Today’s gospel relates how the resurrected Jesus confers the Holy Spirit on His apostles by breathing on them, and how he gives them the power and authority to forgive sins. “Receive the Holy Spirit. For those whose sins you forgive, they are forgiven; for those whose sins you retain, they are retained”. These wonderful words which bind together inseparably the presence of the Holy Spirit and the gift of forgiveness are referred to directly in the Sacrament of Reconciliation. But they have a much wider meaning. Those words indicate the power we are all given of being the agents of forgiveness in the world of today, which is often fiercely judgmental and vengeful.
Message: 1) Permit the Holy Spirit to direct our lives.
i) By constantly remembering and appreciating his Holy Presence within us, especially through the sacraments of Baptism and Confirmation. ii) By fortifying ourselves, with the help of the Spirit, against all types of temptations. iii) By seeking the assistance of the Spirit in our thoughts, words, and deeds; and in breaking our evil habits. iv) By listening to the voice of the Holy Spirit speaking to us through the Bible and through the good counsel of others. v) By fervently praying for the gifts, fruits and charisms of the Holy Spirit. vi) By renewing our lives through the anointing of the Holy Spirit. Life in the Holy Spirit is a life of commitment, of sacrifice, and of joy. It is a call to love as Jesus loved, not counting the cost. As Saint Paul exhorts us, "Walk by the Spirit and do not gratify the desires of the flesh. If we live by the Spirit, let us also walk by the Spirit" (Galatians 5:16, 25).

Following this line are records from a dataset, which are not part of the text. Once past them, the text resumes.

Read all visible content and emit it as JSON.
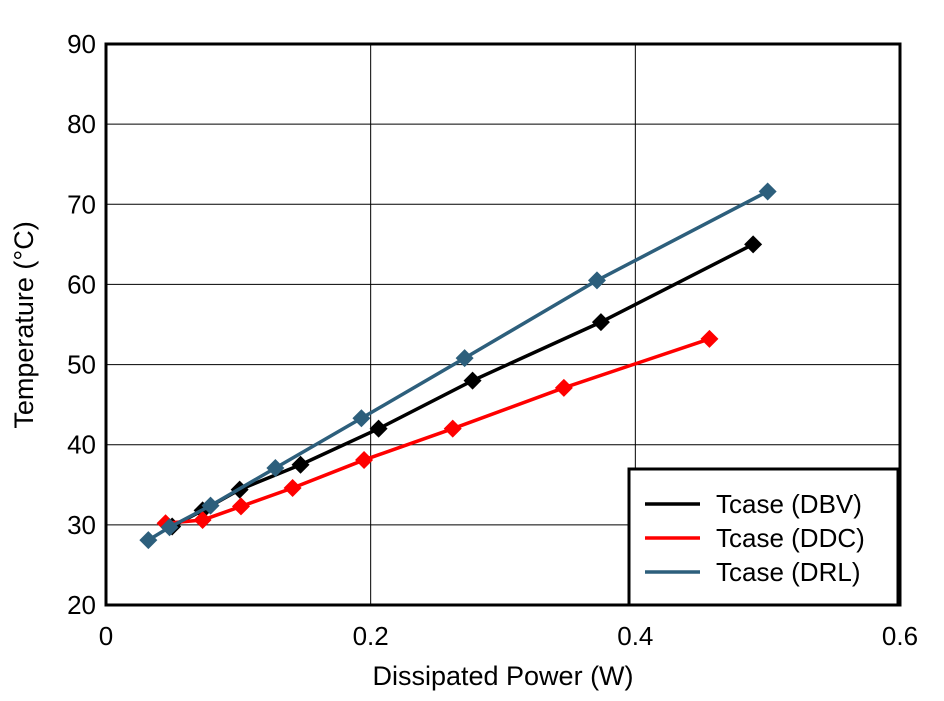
{
  "chart_data": {
    "type": "line",
    "title": "",
    "xlabel": "Dissipated Power (W)",
    "ylabel": "Temperature (°C)",
    "xlim": [
      0,
      0.6
    ],
    "ylim": [
      20,
      90
    ],
    "xticks": [
      0,
      0.2,
      0.4,
      0.6
    ],
    "xtick_labels": [
      "0",
      "0.2",
      "0.4",
      "0.6"
    ],
    "yticks": [
      20,
      30,
      40,
      50,
      60,
      70,
      80,
      90
    ],
    "ytick_labels": [
      "20",
      "30",
      "40",
      "50",
      "60",
      "70",
      "80",
      "90"
    ],
    "grid": true,
    "legend_position": "bottom-right",
    "series": [
      {
        "name": "Tcase (DBV)",
        "color": "#000000",
        "marker": "diamond",
        "x": [
          0.05,
          0.073,
          0.101,
          0.147,
          0.206,
          0.277,
          0.374,
          0.489
        ],
        "y": [
          29.8,
          31.8,
          34.4,
          37.5,
          42.0,
          48.0,
          55.3,
          65.0
        ]
      },
      {
        "name": "Tcase (DDC)",
        "color": "#ff0000",
        "marker": "diamond",
        "x": [
          0.045,
          0.073,
          0.102,
          0.141,
          0.195,
          0.262,
          0.346,
          0.456
        ],
        "y": [
          30.2,
          30.6,
          32.3,
          34.6,
          38.1,
          42.0,
          47.1,
          53.2
        ]
      },
      {
        "name": "Tcase (DRL)",
        "color": "#2d5f7c",
        "marker": "diamond",
        "x": [
          0.032,
          0.048,
          0.079,
          0.128,
          0.193,
          0.271,
          0.371,
          0.5
        ],
        "y": [
          28.1,
          29.7,
          32.4,
          37.1,
          43.3,
          50.8,
          60.5,
          71.6
        ]
      }
    ]
  }
}
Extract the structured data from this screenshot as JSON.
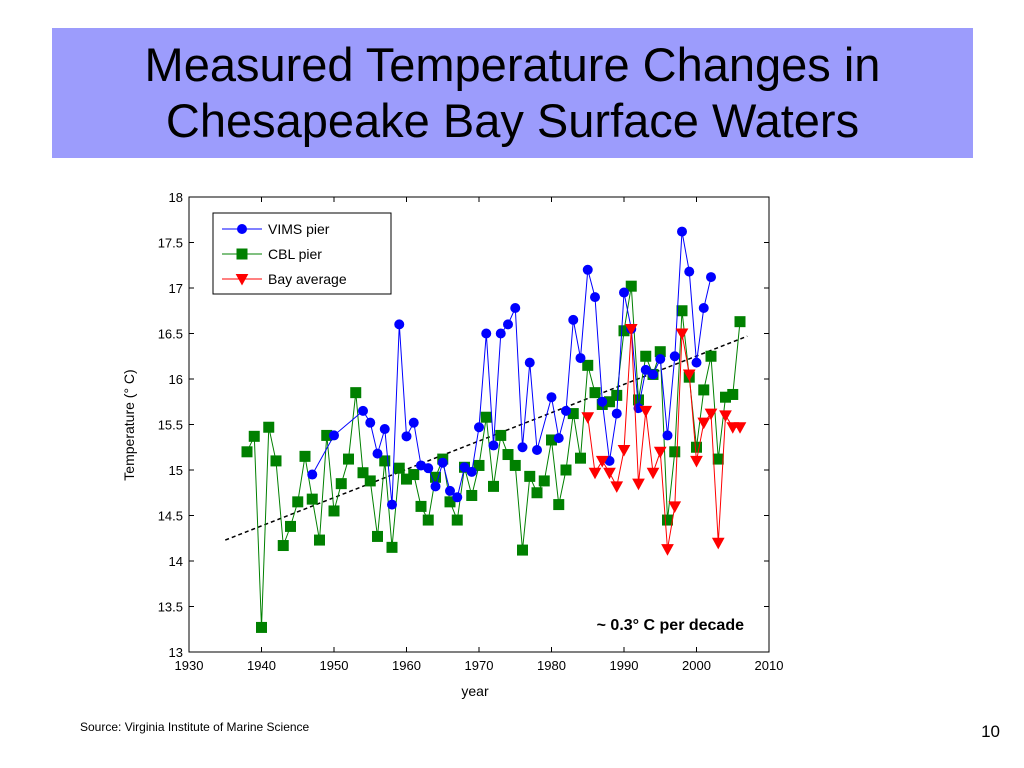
{
  "slide": {
    "title": "Measured Temperature Changes in\nChesapeake Bay Surface Waters",
    "source": "Source:  Virginia Institute of Marine Science",
    "page_number": "10"
  },
  "chart_data": {
    "type": "line",
    "xlabel": "year",
    "ylabel": "Temperature (° C)",
    "xlim": [
      1930,
      2010
    ],
    "ylim": [
      13,
      18
    ],
    "xticks": [
      1930,
      1940,
      1950,
      1960,
      1970,
      1980,
      1990,
      2000,
      2010
    ],
    "yticks": [
      13,
      13.5,
      14,
      14.5,
      15,
      15.5,
      16,
      16.5,
      17,
      17.5,
      18
    ],
    "grid": false,
    "legend_placement": "top-left",
    "annotation": "~ 0.3° C per decade",
    "series": [
      {
        "name": "VIMS pier",
        "color": "#0000ff",
        "marker": "circle",
        "x": [
          1947,
          1950,
          1954,
          1955,
          1956,
          1957,
          1958,
          1959,
          1960,
          1961,
          1962,
          1963,
          1964,
          1965,
          1966,
          1967,
          1968,
          1969,
          1970,
          1971,
          1972,
          1973,
          1974,
          1975,
          1976,
          1977,
          1978,
          1980,
          1981,
          1982,
          1983,
          1984,
          1985,
          1986,
          1987,
          1988,
          1989,
          1990,
          1991,
          1992,
          1993,
          1994,
          1995,
          1996,
          1997,
          1998,
          1999,
          2000,
          2001,
          2002
        ],
        "y": [
          14.95,
          15.38,
          15.65,
          15.52,
          15.18,
          15.45,
          14.62,
          16.6,
          15.37,
          15.52,
          15.05,
          15.02,
          14.82,
          15.08,
          14.77,
          14.7,
          15.03,
          14.98,
          15.47,
          16.5,
          15.27,
          16.5,
          16.6,
          16.78,
          15.25,
          16.18,
          15.22,
          15.8,
          15.35,
          15.65,
          16.65,
          16.23,
          17.2,
          16.9,
          15.75,
          15.1,
          15.62,
          16.95,
          16.55,
          15.68,
          16.1,
          16.05,
          16.22,
          15.38,
          16.25,
          17.62,
          17.18,
          16.18,
          16.78,
          17.12
        ]
      },
      {
        "name": "CBL pier",
        "color": "#008000",
        "marker": "square",
        "x": [
          1938,
          1939,
          1940,
          1941,
          1942,
          1943,
          1944,
          1945,
          1946,
          1947,
          1948,
          1949,
          1950,
          1951,
          1952,
          1953,
          1954,
          1955,
          1956,
          1957,
          1958,
          1959,
          1960,
          1961,
          1962,
          1963,
          1964,
          1965,
          1966,
          1967,
          1968,
          1969,
          1970,
          1971,
          1972,
          1973,
          1974,
          1975,
          1976,
          1977,
          1978,
          1979,
          1980,
          1981,
          1982,
          1983,
          1984,
          1985,
          1986,
          1987,
          1988,
          1989,
          1990,
          1991,
          1992,
          1993,
          1994,
          1995,
          1996,
          1997,
          1998,
          1999,
          2000,
          2001,
          2002,
          2003,
          2004,
          2005,
          2006
        ],
        "y": [
          15.2,
          15.37,
          13.27,
          15.47,
          15.1,
          14.17,
          14.38,
          14.65,
          15.15,
          14.68,
          14.23,
          15.38,
          14.55,
          14.85,
          15.12,
          15.85,
          14.97,
          14.88,
          14.27,
          15.1,
          14.15,
          15.02,
          14.9,
          14.95,
          14.6,
          14.45,
          14.92,
          15.12,
          14.65,
          14.45,
          15.03,
          14.72,
          15.05,
          15.58,
          14.82,
          15.38,
          15.17,
          15.05,
          14.12,
          14.93,
          14.75,
          14.88,
          15.33,
          14.62,
          15.0,
          15.62,
          15.13,
          16.15,
          15.85,
          15.72,
          15.75,
          15.82,
          16.53,
          17.02,
          15.77,
          16.25,
          16.05,
          16.3,
          14.45,
          15.2,
          16.75,
          16.02,
          15.25,
          15.88,
          16.25,
          15.12,
          15.8,
          15.83,
          16.63
        ]
      },
      {
        "name": "Bay average",
        "color": "#ff0000",
        "marker": "triangle-down",
        "x": [
          1985,
          1986,
          1987,
          1988,
          1989,
          1990,
          1991,
          1992,
          1993,
          1994,
          1995,
          1996,
          1997,
          1998,
          1999,
          2000,
          2001,
          2002,
          2003,
          2004,
          2005,
          2006
        ],
        "y": [
          15.58,
          14.97,
          15.1,
          14.97,
          14.82,
          15.22,
          16.55,
          14.85,
          15.65,
          14.97,
          15.2,
          14.13,
          14.6,
          16.5,
          16.05,
          15.1,
          15.52,
          15.62,
          14.2,
          15.6,
          15.47,
          15.47
        ]
      }
    ],
    "trend_line": {
      "style": "dashed",
      "color": "#000000",
      "x": [
        1935,
        2007
      ],
      "y": [
        14.23,
        16.47
      ]
    }
  }
}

3) Observe Pentecost every day. Without the Spirit, the church is a field of dry, dead bones. Fulton J. Sheen once said about the church that "even though we are God's chosen people, we often behave more like God's frozen people--frozen in our prayer life, frozen in the way we relate with one another, frozen in the way we celebrate our faith." Today is a great day to ask the Holy Spirit to rekindle in us the spirit of new life and enthusiasm, the fire of God's love. Let us repeat Cardinal Newman’s favourite little prayer, “Come Holy Spirit:”
Come Holy Spirit
Make our ears to hear
Make our eyes to see
Make our mouths to speak
Make our hearts to seek
Make our hands to reach out
And touch the world with your love. AMEN.